Most carriers have either limited account volume or implemented peak season surcharges to drive behavior. If you have all your outbound shipping with a single carrier, it is encouraged to engaging with other carriers that have been knocking at your door. You might have to pay a little more for each shipment but that’s better than having orders sit on your dock. This peak season you may have to divert from your typically rate-shopping strategy to one that balances volume between carriers and ensures all orders can be shipped in a timely manner.

3) Ship early and often

The later in 2020, the greater the impact will be on transit days. This year will be like no other and it is very likely orders placed mid-December will not arrive before the holidays (unless shipped with shipped priority service).
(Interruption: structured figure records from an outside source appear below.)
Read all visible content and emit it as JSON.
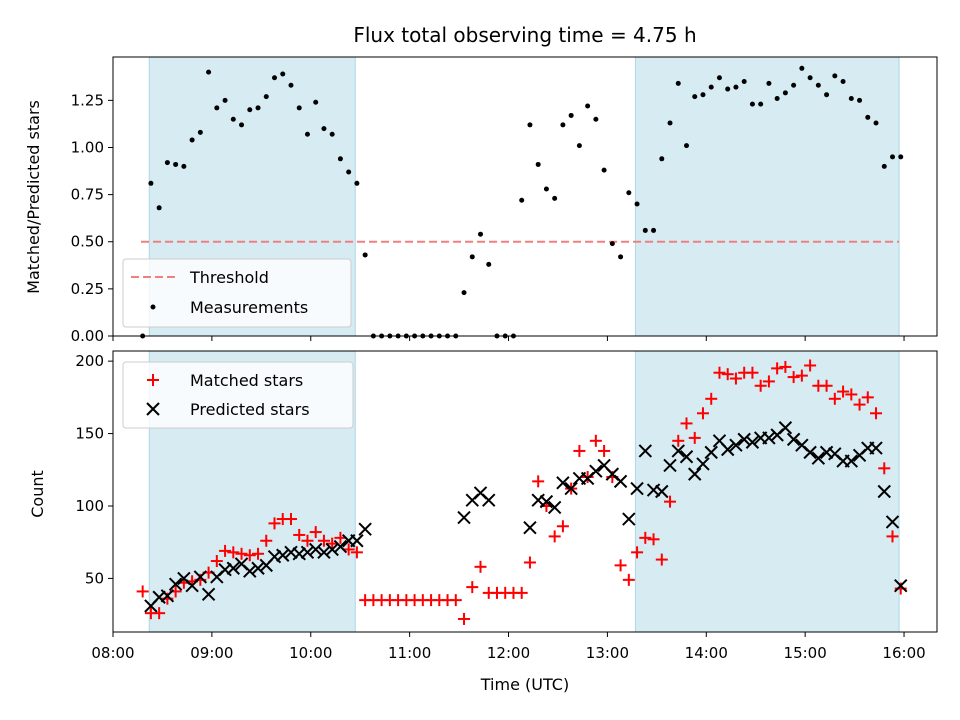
{
  "chart_data": [
    {
      "type": "scatter",
      "title": "Flux total observing time = 4.75 h",
      "xlabel": "",
      "ylabel": "Matched/Predicted stars",
      "xlim": [
        "08:00",
        "16:20"
      ],
      "ylim": [
        0,
        1.48
      ],
      "yticks": [
        "0.00",
        "0.25",
        "0.50",
        "0.75",
        "1.00",
        "1.25"
      ],
      "ytick_values": [
        0,
        0.25,
        0.5,
        0.75,
        1.0,
        1.25
      ],
      "grid": false,
      "legend_position": "lower-left",
      "shaded_intervals": [
        [
          "08:22",
          "10:27"
        ],
        [
          "13:17",
          "15:57"
        ]
      ],
      "threshold": {
        "name": "Threshold",
        "y": 0.5,
        "x_from": "08:17",
        "x_to": "15:57"
      },
      "series": [
        {
          "name": "Measurements",
          "x": [
            "08:18",
            "08:23",
            "08:28",
            "08:33",
            "08:38",
            "08:43",
            "08:48",
            "08:53",
            "08:58",
            "09:03",
            "09:08",
            "09:13",
            "09:18",
            "09:23",
            "09:28",
            "09:33",
            "09:38",
            "09:43",
            "09:48",
            "09:53",
            "09:58",
            "10:03",
            "10:08",
            "10:13",
            "10:18",
            "10:23",
            "10:28",
            "10:33",
            "10:38",
            "10:43",
            "10:48",
            "10:53",
            "10:58",
            "11:03",
            "11:08",
            "11:13",
            "11:18",
            "11:23",
            "11:28",
            "11:33",
            "11:38",
            "11:43",
            "11:48",
            "11:53",
            "11:58",
            "12:03",
            "12:08",
            "12:13",
            "12:18",
            "12:23",
            "12:28",
            "12:33",
            "12:38",
            "12:43",
            "12:48",
            "12:53",
            "12:58",
            "13:03",
            "13:08",
            "13:13",
            "13:18",
            "13:23",
            "13:28",
            "13:33",
            "13:38",
            "13:43",
            "13:48",
            "13:53",
            "13:58",
            "14:03",
            "14:08",
            "14:13",
            "14:18",
            "14:23",
            "14:28",
            "14:33",
            "14:38",
            "14:43",
            "14:48",
            "14:53",
            "14:58",
            "15:03",
            "15:08",
            "15:13",
            "15:18",
            "15:23",
            "15:28",
            "15:33",
            "15:38",
            "15:43",
            "15:48",
            "15:53",
            "15:58"
          ],
          "y": [
            0.0,
            0.81,
            0.68,
            0.92,
            0.91,
            0.9,
            1.04,
            1.08,
            1.4,
            1.21,
            1.25,
            1.15,
            1.12,
            1.2,
            1.21,
            1.27,
            1.37,
            1.39,
            1.33,
            1.21,
            1.07,
            1.24,
            1.1,
            1.07,
            0.94,
            0.87,
            0.81,
            0.43,
            0.0,
            0.0,
            0.0,
            0.0,
            0.0,
            0.0,
            0.0,
            0.0,
            0.0,
            0.0,
            0.0,
            0.23,
            0.42,
            0.54,
            0.38,
            0.0,
            0.0,
            0.0,
            0.72,
            1.12,
            0.91,
            0.78,
            0.73,
            1.12,
            1.17,
            1.01,
            1.22,
            1.15,
            0.88,
            0.49,
            0.42,
            0.76,
            0.7,
            0.56,
            0.56,
            0.94,
            1.13,
            1.34,
            1.01,
            1.27,
            1.28,
            1.32,
            1.37,
            1.31,
            1.32,
            1.35,
            1.23,
            1.23,
            1.34,
            1.26,
            1.29,
            1.33,
            1.42,
            1.37,
            1.33,
            1.28,
            1.38,
            1.35,
            1.26,
            1.25,
            1.16,
            1.13,
            0.9,
            0.95,
            0.95
          ]
        }
      ]
    },
    {
      "type": "scatter",
      "title": "",
      "xlabel": "Time (UTC)",
      "ylabel": "Count",
      "xlim": [
        "08:00",
        "16:20"
      ],
      "ylim": [
        13,
        207
      ],
      "xticks": [
        "08:00",
        "09:00",
        "10:00",
        "11:00",
        "12:00",
        "13:00",
        "14:00",
        "15:00",
        "16:00"
      ],
      "yticks": [
        "50",
        "100",
        "150",
        "200"
      ],
      "ytick_values": [
        50,
        100,
        150,
        200
      ],
      "grid": false,
      "legend_position": "upper-left",
      "shaded_intervals": [
        [
          "08:22",
          "10:27"
        ],
        [
          "13:17",
          "15:57"
        ]
      ],
      "series": [
        {
          "name": "Matched stars",
          "color": "#ff0000",
          "marker": "+",
          "x": [
            "08:18",
            "08:23",
            "08:28",
            "08:33",
            "08:38",
            "08:43",
            "08:48",
            "08:53",
            "08:58",
            "09:03",
            "09:08",
            "09:13",
            "09:18",
            "09:23",
            "09:28",
            "09:33",
            "09:38",
            "09:43",
            "09:48",
            "09:53",
            "09:58",
            "10:03",
            "10:08",
            "10:13",
            "10:18",
            "10:23",
            "10:28",
            "10:33",
            "10:38",
            "10:43",
            "10:48",
            "10:53",
            "10:58",
            "11:03",
            "11:08",
            "11:13",
            "11:18",
            "11:23",
            "11:28",
            "11:33",
            "11:38",
            "11:43",
            "11:48",
            "11:53",
            "11:58",
            "12:03",
            "12:08",
            "12:13",
            "12:18",
            "12:23",
            "12:28",
            "12:33",
            "12:38",
            "12:43",
            "12:48",
            "12:53",
            "12:58",
            "13:03",
            "13:08",
            "13:13",
            "13:18",
            "13:23",
            "13:28",
            "13:33",
            "13:38",
            "13:43",
            "13:48",
            "13:53",
            "13:58",
            "14:03",
            "14:08",
            "14:13",
            "14:18",
            "14:23",
            "14:28",
            "14:33",
            "14:38",
            "14:43",
            "14:48",
            "14:53",
            "14:58",
            "15:03",
            "15:08",
            "15:13",
            "15:18",
            "15:23",
            "15:28",
            "15:33",
            "15:38",
            "15:43",
            "15:48",
            "15:53",
            "15:58"
          ],
          "y": [
            41,
            26,
            26,
            36,
            41,
            47,
            48,
            49,
            54,
            62,
            69,
            68,
            67,
            66,
            67,
            76,
            88,
            91,
            91,
            80,
            76,
            82,
            76,
            74,
            78,
            70,
            68,
            35,
            35,
            35,
            35,
            35,
            35,
            35,
            35,
            35,
            35,
            35,
            35,
            22,
            44,
            58,
            40,
            40,
            40,
            40,
            40,
            61,
            117,
            100,
            79,
            86,
            112,
            138,
            120,
            145,
            138,
            120,
            59,
            49,
            68,
            78,
            77,
            63,
            103,
            145,
            157,
            147,
            164,
            174,
            192,
            191,
            188,
            192,
            192,
            183,
            186,
            195,
            196,
            189,
            190,
            197,
            183,
            183,
            174,
            179,
            177,
            170,
            175,
            164,
            126,
            79,
            43
          ]
        },
        {
          "name": "Predicted stars",
          "color": "#000000",
          "marker": "x",
          "x": [
            "08:23",
            "08:28",
            "08:33",
            "08:38",
            "08:43",
            "08:48",
            "08:53",
            "08:58",
            "09:03",
            "09:08",
            "09:13",
            "09:18",
            "09:23",
            "09:28",
            "09:33",
            "09:38",
            "09:43",
            "09:48",
            "09:53",
            "09:58",
            "10:03",
            "10:08",
            "10:13",
            "10:18",
            "10:23",
            "10:28",
            "10:33",
            "11:33",
            "11:38",
            "11:43",
            "11:48",
            "12:13",
            "12:18",
            "12:23",
            "12:28",
            "12:33",
            "12:38",
            "12:43",
            "12:48",
            "12:53",
            "12:58",
            "13:03",
            "13:08",
            "13:13",
            "13:18",
            "13:23",
            "13:28",
            "13:33",
            "13:38",
            "13:43",
            "13:48",
            "13:53",
            "13:58",
            "14:03",
            "14:08",
            "14:13",
            "14:18",
            "14:23",
            "14:28",
            "14:33",
            "14:38",
            "14:43",
            "14:48",
            "14:53",
            "14:58",
            "15:03",
            "15:08",
            "15:13",
            "15:18",
            "15:23",
            "15:28",
            "15:33",
            "15:38",
            "15:43",
            "15:48",
            "15:53",
            "15:58"
          ],
          "y": [
            31,
            37,
            38,
            46,
            50,
            45,
            51,
            39,
            51,
            56,
            57,
            60,
            55,
            57,
            59,
            65,
            66,
            68,
            67,
            68,
            70,
            68,
            70,
            72,
            76,
            76,
            84,
            92,
            104,
            109,
            104,
            85,
            104,
            103,
            99,
            116,
            112,
            119,
            119,
            124,
            128,
            122,
            117,
            91,
            112,
            138,
            111,
            110,
            128,
            138,
            134,
            122,
            129,
            137,
            145,
            139,
            142,
            146,
            144,
            147,
            147,
            149,
            154,
            146,
            142,
            137,
            133,
            137,
            136,
            131,
            131,
            135,
            140,
            140,
            110,
            89,
            45
          ]
        }
      ]
    }
  ]
}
This is not the year to try and level set volume as delayed deliveries will result in more order cancellations and returns. Get your revenue as early as possible and let your customers know why it’s important to forego the procrastination approach.

4) Re-evaluate Free Shipping offers

Everyone loves, wants, maybe even demands free shipping but that doesn’t mean you need to lose profitability. Look at your current offering and compare it to your order history data to see where adjustments can be made. Most companies offering free shipping have purchasing thresholds, e.g. free ship on $50 or more. Where some of these companies actually reduce prices on a select number of fast-moving SKUs to encourage multiple line item orders to hit free shipping, allowing for larger cart value & higher-order net income.

5) Reset customer expectations

Even an eCommerce giant with billions of dollars invested in supply chain infrastructure has come up short with delivering on their fulfillment commitments this year. Be sure your advertised order commitment is realistic.

As the old adage goes, it’s better to under-promise and over-deliver. Be upfront with your customers and let them know the 2020 realities so they can plan accordingly. Once an order is placed and the “post-click” journey begins, over-communicate order status and if it looks like a delay is inevitable, get ahead of the situation, and see what you can do to proactively provide solutions. An honest, upfront, clearly communicated approach is always appreciated and more often than not will increase your customer’s brand loyalty in the long run.